10/16/2016

Cuestión de feeling

    Ahora, mientras viajo, compruebo una vez más que los libros son como las personas, es decir, bichos cargados de manías, gestos, costumbres y demás aditamentos de su particular idiosincrasia.
    Ayer, mientras caminaba por una callejuela sembrada de flores y cafés, noté un puesto de libros usados. Me acerqué a olisquear, por supuesto, y contemplé con asombro cómo la Rayuela de Cortázar estaba ahí, en idéntica edición a la que reposa sobre el segundo estante justo frente a mi silla de trabajo, en Venezuela, pero sin el menor vínculo con ella. Para empezar, la Rayuela que he trajinado en casa suele guiñarme un ojo cada vez que paso cerca de ella por mi biblioteca, cosa que dejó impasible a este otro tomazo, imperturbable mientras anduve entre anaqueles y charlaba  con el dependiente.
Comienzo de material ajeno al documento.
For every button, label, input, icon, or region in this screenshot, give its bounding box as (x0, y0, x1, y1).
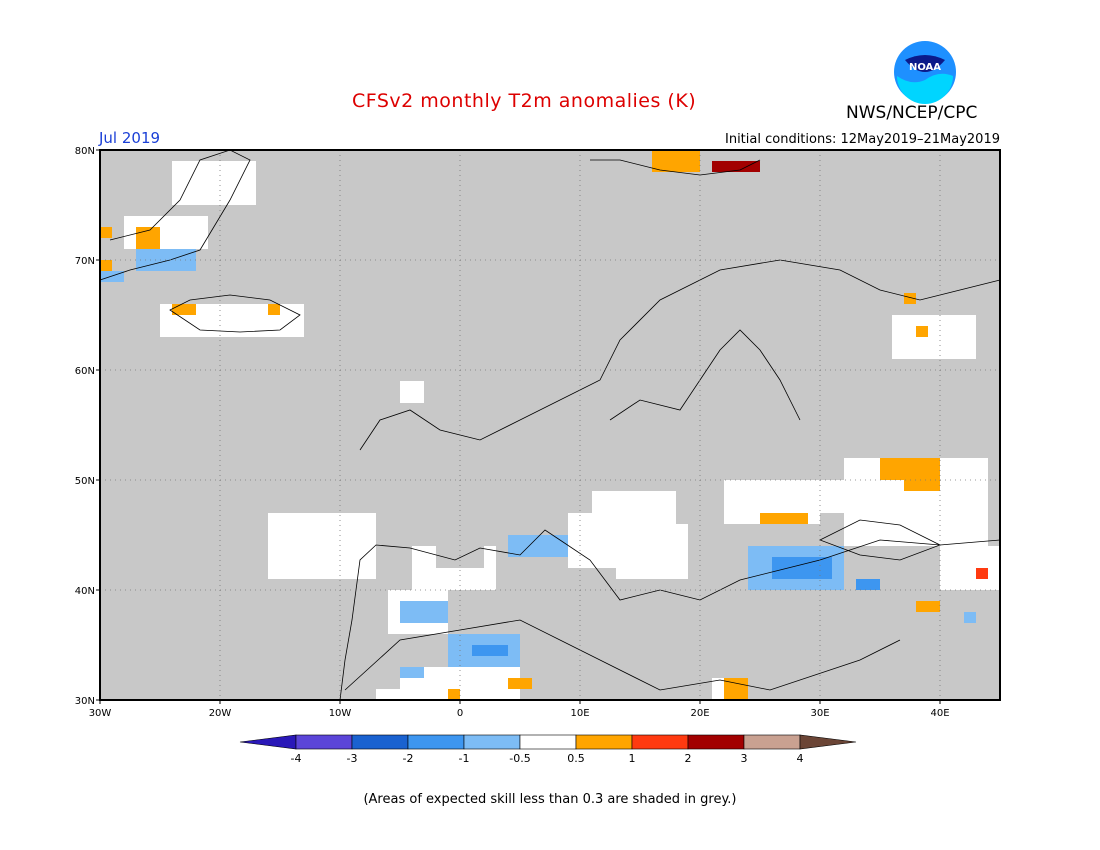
lon-tick-label: 20W (209, 708, 232, 719)
anomaly-cell-red (976, 568, 988, 579)
map-frame (99, 149, 1001, 701)
anomaly-cell-orange (916, 326, 928, 337)
colorbar-high-arrow (799, 734, 857, 750)
anomaly-cell-white (616, 524, 688, 579)
coast-baltic (609, 329, 801, 421)
coast-greenland (99, 149, 251, 281)
colorbar-label: -3 (347, 752, 358, 765)
lon-tick-label: 30E (810, 708, 829, 719)
lat-tick-label: 40N (75, 586, 95, 597)
anomaly-cell-orange (760, 513, 808, 524)
lon-tick-label: 0 (457, 708, 463, 719)
anomaly-cell-orange (136, 227, 160, 249)
colorbar-segment (575, 734, 633, 750)
anomaly-cell-white (172, 161, 256, 205)
anomaly-cell-orange (904, 293, 916, 304)
anomaly-cell-white (748, 480, 844, 513)
grid-lines (100, 150, 1000, 700)
anomaly-cell-orange (268, 304, 280, 315)
anomaly-cell-white (400, 381, 424, 403)
colorbar-segment (631, 734, 689, 750)
coast-europe (339, 529, 1001, 701)
logo-text: NOAA (909, 62, 941, 73)
anomaly-cell-orange (916, 601, 940, 612)
anomaly-cell-blue_1 (400, 601, 448, 623)
anomaly-cell-white (376, 689, 400, 700)
colorbar-segment (519, 734, 577, 750)
coast-africa (344, 619, 901, 691)
colorbar-segment (351, 734, 409, 750)
colorbar-label: 2 (685, 752, 692, 765)
anomaly-cell-orange (508, 678, 532, 689)
anomaly-cell-blue_2 (772, 557, 832, 579)
coast-svalbard (590, 159, 761, 176)
colorbar-low-arrow (239, 734, 297, 750)
lat-tick-label: 30N (75, 696, 95, 707)
colorbar-label: -1 (459, 752, 470, 765)
anomaly-cell-white (268, 513, 376, 579)
initial-conditions: Initial conditions: 12May2019–21May2019 (725, 132, 1000, 147)
colorbar-label: -0.5 (509, 752, 530, 765)
noaa-logo-icon: NOAA (894, 41, 956, 104)
anomaly-cell-orange (100, 227, 112, 238)
lat-tick-label: 60N (75, 366, 95, 377)
anomaly-cell-orange (904, 458, 940, 491)
anomaly-cells (100, 150, 1000, 700)
lon-tick-label: 20E (690, 708, 709, 719)
anomaly-cell-orange (448, 689, 460, 700)
colorbar-label: -2 (403, 752, 414, 765)
skill-caption: (Areas of expected skill less than 0.3 a… (363, 792, 737, 807)
forecast-month: Jul 2019 (99, 129, 161, 147)
anomaly-cell-blue_1 (508, 535, 568, 557)
colorbar: -4 -3 -2 -1 -0.5 0.5 1 2 3 4 (239, 734, 857, 765)
lon-tick-label: 10W (329, 708, 352, 719)
coast-iceland (169, 294, 301, 333)
anomaly-cell-blue_2 (472, 645, 508, 656)
colorbar-label: 3 (741, 752, 748, 765)
colorbar-label: 0.5 (567, 752, 585, 765)
anomaly-cell-white (892, 315, 976, 359)
coastlines (99, 149, 1001, 701)
anomaly-cell-orange (100, 260, 112, 271)
anomaly-cell-blue_1 (400, 667, 424, 678)
colorbar-segment (463, 734, 521, 750)
anomaly-cell-blue_2 (856, 579, 880, 590)
anomaly-cell-gray (436, 535, 484, 568)
axis-ticks: 30W 20W 10W 0 10E 20E 30E 40E 30N 40N 50N 60N 70N 80N (75, 146, 950, 719)
anomaly-cell-orange (652, 150, 700, 172)
colorbar-label: -4 (291, 752, 302, 765)
agency-label: NWS/NCEP/CPC (846, 103, 978, 123)
lat-tick-label: 50N (75, 476, 95, 487)
anomaly-cell-blue_1 (964, 612, 976, 623)
map-background (100, 150, 1000, 700)
colorbar-segment (407, 734, 465, 750)
coast-north (359, 259, 1001, 451)
ocean-land-background (100, 150, 1000, 700)
anomaly-cell-white (592, 491, 676, 524)
lat-tick-label: 70N (75, 256, 95, 267)
lat-tick-label: 80N (75, 146, 95, 157)
anomaly-cell-orange (172, 304, 196, 315)
colorbar-segment (295, 734, 353, 750)
colorbar-label: 4 (797, 752, 804, 765)
anomaly-cell-blue_1 (100, 271, 124, 282)
lon-tick-label: 10E (570, 708, 589, 719)
anomaly-cell-orange (724, 678, 748, 700)
map-title: CFSv2 monthly T2m anomalies (K) (352, 90, 697, 112)
colorbar-label: 1 (629, 752, 636, 765)
colorbar-segment (743, 734, 801, 750)
lon-tick-label: 40E (930, 708, 949, 719)
anomaly-cell-darkred (712, 161, 760, 172)
anomaly-cell-white (940, 546, 1000, 590)
colorbar-segment (687, 734, 745, 750)
lon-tick-label: 30W (89, 708, 112, 719)
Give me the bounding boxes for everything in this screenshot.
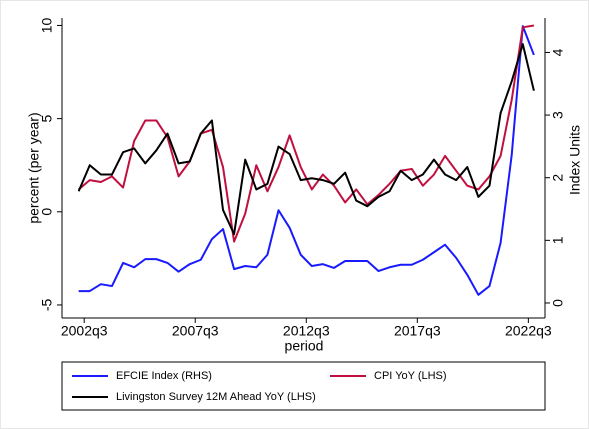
x-tick-label: 2002q3 bbox=[61, 323, 108, 339]
x-tick-label: 2017q3 bbox=[394, 323, 441, 339]
x-tick-label: 2012q3 bbox=[283, 323, 330, 339]
y-axis-title: percent (per year) bbox=[26, 112, 42, 223]
x-axis-title: period bbox=[285, 338, 324, 354]
y2-tick-label: 0 bbox=[550, 299, 566, 307]
x-tick-label: 2022q3 bbox=[505, 323, 552, 339]
legend-label: EFCIE Index (RHS) bbox=[116, 370, 212, 382]
y2-axis-title: Index Units bbox=[567, 125, 583, 195]
y-tick-label: 10 bbox=[39, 17, 55, 33]
series-line bbox=[77, 43, 535, 236]
series-line bbox=[78, 25, 535, 296]
x-tick-label: 2007q3 bbox=[172, 323, 219, 339]
y2-tick-label: 4 bbox=[550, 48, 566, 56]
legend-label: Livingston Survey 12M Ahead YoY (LHS) bbox=[116, 391, 316, 403]
y2-tick-label: 2 bbox=[550, 174, 566, 182]
y2-tick-label: 3 bbox=[550, 111, 566, 119]
y-tick-label: -5 bbox=[39, 299, 55, 312]
legend-box bbox=[61, 361, 546, 411]
y-tick-label: 5 bbox=[39, 115, 55, 123]
y-tick-label: 0 bbox=[39, 208, 55, 216]
legend-label: CPI YoY (LHS) bbox=[374, 370, 447, 382]
y2-tick-label: 1 bbox=[550, 236, 566, 244]
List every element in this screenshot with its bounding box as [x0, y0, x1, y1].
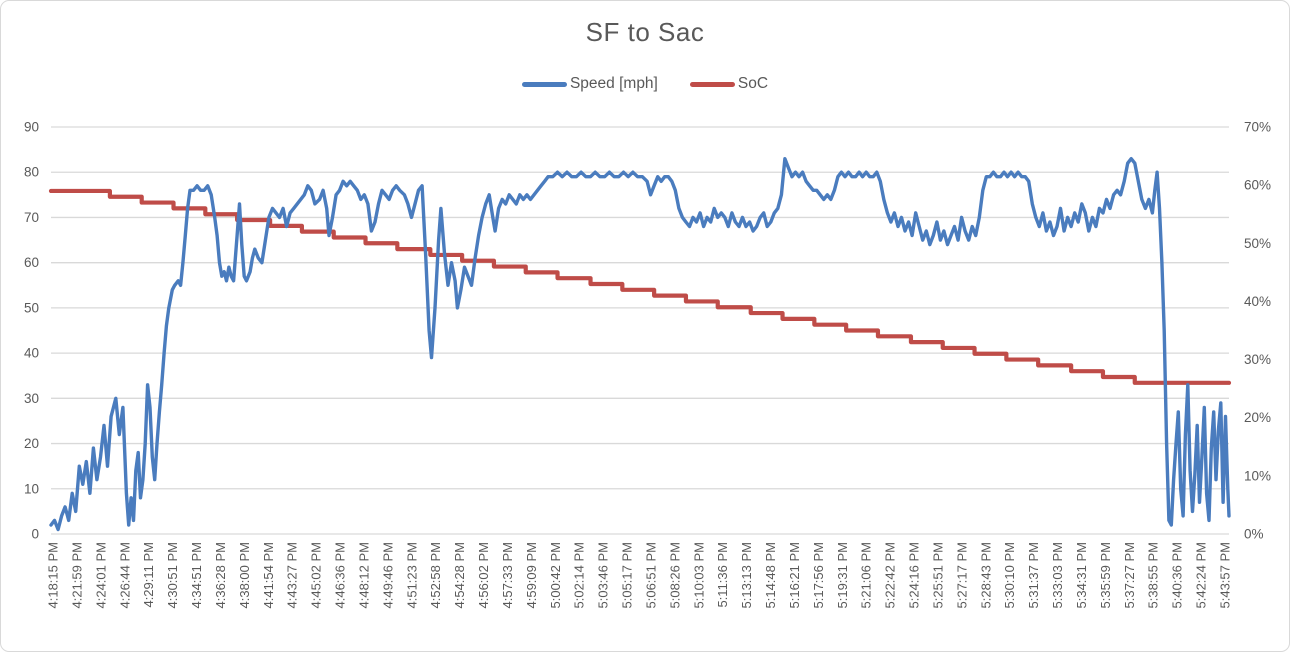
x-axis-tick-label: 5:17:56 PM: [811, 542, 826, 609]
x-axis-tick-label: 4:41:54 PM: [261, 542, 276, 609]
x-axis-tick-label: 5:35:59 PM: [1098, 542, 1113, 609]
x-axis-tick-label: 5:06:51 PM: [643, 542, 658, 609]
x-axis-tick-label: 5:34:31 PM: [1074, 542, 1089, 609]
legend-swatch-speed-icon: [521, 81, 567, 87]
legend-item-soc: SoC: [689, 75, 769, 93]
x-axis-tick-label: 5:19:31 PM: [835, 542, 850, 609]
x-axis-tick-label: 5:14:48 PM: [763, 542, 778, 609]
x-axis-tick-label: 4:56:02 PM: [476, 542, 491, 609]
legend-label-soc: SoC: [737, 75, 769, 92]
right-axis-tick-label: 10%: [1244, 468, 1271, 483]
right-axis-tick-label: 50%: [1244, 236, 1271, 251]
x-axis-tick-label: 4:51:23 PM: [404, 542, 419, 609]
left-axis-tick-label: 10: [24, 481, 39, 496]
x-axis-tick-label: 4:21:59 PM: [69, 542, 84, 609]
x-axis-labels: 4:18:15 PM 4:21:59 PM 4:24:01 PM 4:26:44 PM…: [46, 542, 1233, 609]
x-axis-tick-label: 5:10:03 PM: [691, 542, 706, 609]
x-axis-tick-label: 5:43:57 PM: [1218, 542, 1233, 609]
x-axis-tick-label: 4:54:28 PM: [452, 542, 467, 609]
right-axis-tick-label: 30%: [1244, 352, 1271, 367]
x-axis-tick-label: 5:16:21 PM: [787, 542, 802, 609]
speed-line: [49, 157, 1231, 532]
right-axis-tick-label: 60%: [1244, 178, 1271, 193]
x-axis-tick-label: 4:34:51 PM: [189, 542, 204, 609]
left-axis-tick-label: 0: [31, 527, 39, 542]
right-axis-tick-label: 0%: [1244, 527, 1264, 542]
left-axis-tick-label: 80: [24, 165, 39, 180]
legend-item-speed: Speed [mph]: [521, 75, 658, 93]
x-axis-tick-label: 5:38:55 PM: [1146, 542, 1161, 609]
x-axis-tick-label: 5:21:06 PM: [859, 542, 874, 609]
left-axis-tick-label: 20: [24, 436, 39, 451]
soc-line: [48, 188, 1232, 385]
x-axis-tick-label: 5:08:26 PM: [667, 542, 682, 609]
x-axis-tick-label: 5:30:10 PM: [1002, 542, 1017, 609]
left-axis-tick-label: 30: [24, 391, 39, 406]
x-axis-tick-label: 5:42:24 PM: [1194, 542, 1209, 609]
left-axis-tick-label: 70: [24, 210, 39, 225]
x-axis-tick-label: 4:38:00 PM: [237, 542, 252, 609]
x-axis-tick-label: 4:18:15 PM: [46, 542, 61, 609]
x-axis-tick-label: 4:36:28 PM: [213, 542, 228, 609]
x-axis-tick-label: 5:03:46 PM: [596, 542, 611, 609]
x-axis-tick-label: 5:00:42 PM: [548, 542, 563, 609]
x-axis-tick-label: 5:28:43 PM: [978, 542, 993, 609]
x-axis-tick-label: 5:37:27 PM: [1122, 542, 1137, 609]
x-axis-tick-label: 5:02:14 PM: [572, 542, 587, 609]
left-axis-labels: 0 10 20 30 40 50 60 70 80 90: [24, 120, 39, 542]
x-axis-tick-label: 5:24:16 PM: [907, 542, 922, 609]
x-axis-tick-label: 5:27:17 PM: [954, 542, 969, 609]
right-axis-tick-label: 40%: [1244, 294, 1271, 309]
left-axis-tick-label: 60: [24, 255, 39, 270]
left-axis-tick-label: 40: [24, 346, 39, 361]
x-axis-tick-label: 4:46:36 PM: [333, 542, 348, 609]
x-axis-tick-label: 5:11:36 PM: [715, 542, 730, 608]
x-axis-tick-label: 4:59:09 PM: [524, 542, 539, 609]
x-axis-tick-label: 4:45:02 PM: [309, 542, 324, 609]
x-axis-tick-label: 5:40:36 PM: [1170, 542, 1185, 609]
left-axis-tick-label: 50: [24, 300, 39, 315]
x-axis-tick-label: 4:57:33 PM: [500, 542, 515, 609]
x-axis-tick-label: 5:31:37 PM: [1026, 542, 1041, 609]
x-axis-tick-label: 4:29:11 PM: [141, 542, 156, 608]
x-axis-tick-label: 5:05:17 PM: [620, 542, 635, 609]
chart-title: SF to Sac: [585, 17, 705, 47]
x-axis-tick-label: 5:25:51 PM: [930, 542, 945, 609]
x-axis-tick-label: 4:48:12 PM: [356, 542, 371, 609]
x-axis-tick-label: 4:49:46 PM: [380, 542, 395, 609]
x-axis-tick-label: 4:24:01 PM: [93, 542, 108, 609]
left-axis-tick-label: 90: [24, 120, 39, 135]
legend-label-speed: Speed [mph]: [569, 75, 658, 92]
x-axis-tick-label: 4:52:58 PM: [428, 542, 443, 609]
x-axis-tick-label: 5:22:42 PM: [883, 542, 898, 609]
right-axis-labels: 0% 10% 20% 30% 40% 50% 60% 70%: [1244, 120, 1271, 542]
legend-swatch-soc-icon: [689, 81, 735, 87]
x-axis-tick-label: 4:43:27 PM: [285, 542, 300, 609]
chart-legend: Speed [mph] SoC: [1, 75, 1289, 93]
gridlines: [51, 126, 1229, 535]
x-axis-tick-label: 5:13:13 PM: [739, 542, 754, 609]
x-axis-tick-label: 5:33:03 PM: [1050, 542, 1065, 609]
x-axis-tick-label: 4:26:44 PM: [117, 542, 132, 609]
right-axis-tick-label: 70%: [1244, 120, 1271, 135]
x-axis-tick-label: 4:30:51 PM: [165, 542, 180, 609]
right-axis-tick-label: 20%: [1244, 410, 1271, 425]
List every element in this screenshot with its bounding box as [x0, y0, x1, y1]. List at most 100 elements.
    Si Freud hubiese ocupado mejor sus días psicoanalizando textos en vez de gente, la verdad es que ahora otro sería el cuento. Entenderíamos mejor la esquizofrenia que puebla el conglomerado lingüístico hecho literatura. Pero qué va, hoy en día bien pueden existir manicomios donde encerrar volúmenes completos, centros de rehabilitación hemerográficos, divanes especiales para ediciones acomplejadas y en fin, añade tú cuanta categoría te plazca al paradigma de esas mentes laberínticas que son los libros de cualquier pelaje.
    Tengo un ejemplar del Robinson Crusoe que se las trae. Cada vez que lo abro con intención de releerlo no paso de la página veintinueve, en esencia porque tiene un tic que no he encontrado en ningún otro habitante de mi estantería. Fue un regalo de mi madre, el primero que atesoré en la infancia, de modo que ya en el folio veintitrés, y con alarmante acento en el veintiséis, despierta en mí al Edipo que superé décadas atrás. Quién sabrá por qué razón llega siempre con esa jugada. Lo he encontrado en distintas geografías y latitudes, lo he visto en olorosas ediciones nuevas y en ancestrales librerías de viejo,  al punto de que me he puesto ahí a leerlo, de pie, a escondidas de los dueños, con el corazón transformado en nudo sinónimo de asfixia, y nada, entonces todo fluye, las páginas consisten en llanuras apacibles que pueden cabalgarse con la vista, lo cual comprueba que mi Robinson no guarda relación con estos fantasmas de sí mismo. Es que los libros también son un piélago de contradicciones.
    Por si fuera poco, la otra vez quise desmigajarme en brazos de “La noche boca arriba”, del buen Julio. El cuento, que ocupa su lugar justo al lado de una pila dedicada a Vargas Llosa, puedo alcanzarlo de un sencillo manotazo mientras leo apoltronado en el estudio de mi casa. Pero qué cosas, en estos días un francés entrado años, de pañuelo alrededor del cuello, de bastón con mango hecho de plata y de pipa entre los labios,  uno de esos dandis hoy casi extinguidos, tuvo la amabilidad de prestarme su ejemplar luego de escuchar  cuánto me apetecía releer por estos días esa pequeña obra maestra. Ve tú a saber por qué misterios de la vida el Cortázar que entre líneas suele darme palmaditas en el hombro cuando lo hallo en mi rústica edición de los sesenta y convidarme de seguidas a un gin-tonic, termina por sacarme la lengua y hacerme trompetillas en la aséptica versión de este tomito en tapa dura. Imposible apelar a la razón para explicarlo, pero la verdad sea dicha: cerré el fajo de cuartillas, despaché con prisa un vaso de agua y corrí casi aterrado a devolverlo.
    La locura de un libro hace juego con los desequilibrios del lector, eso lo sé, y sin embargo existe en todo ello un ámbito inquietante, una mancha oculta que sube a la superficie cuando menos te lo esperas.
    Quiero por fin llegar a casa, culminar el viaje, respirar tranquilo entre silencios cómplices hechos de letras, páginas blanquísimas o amarillentas  e historias sazonadas con el no sé qué que otorgan, digo yo, las polillas de mi biblioteca. Cuestión de feeling, eso es.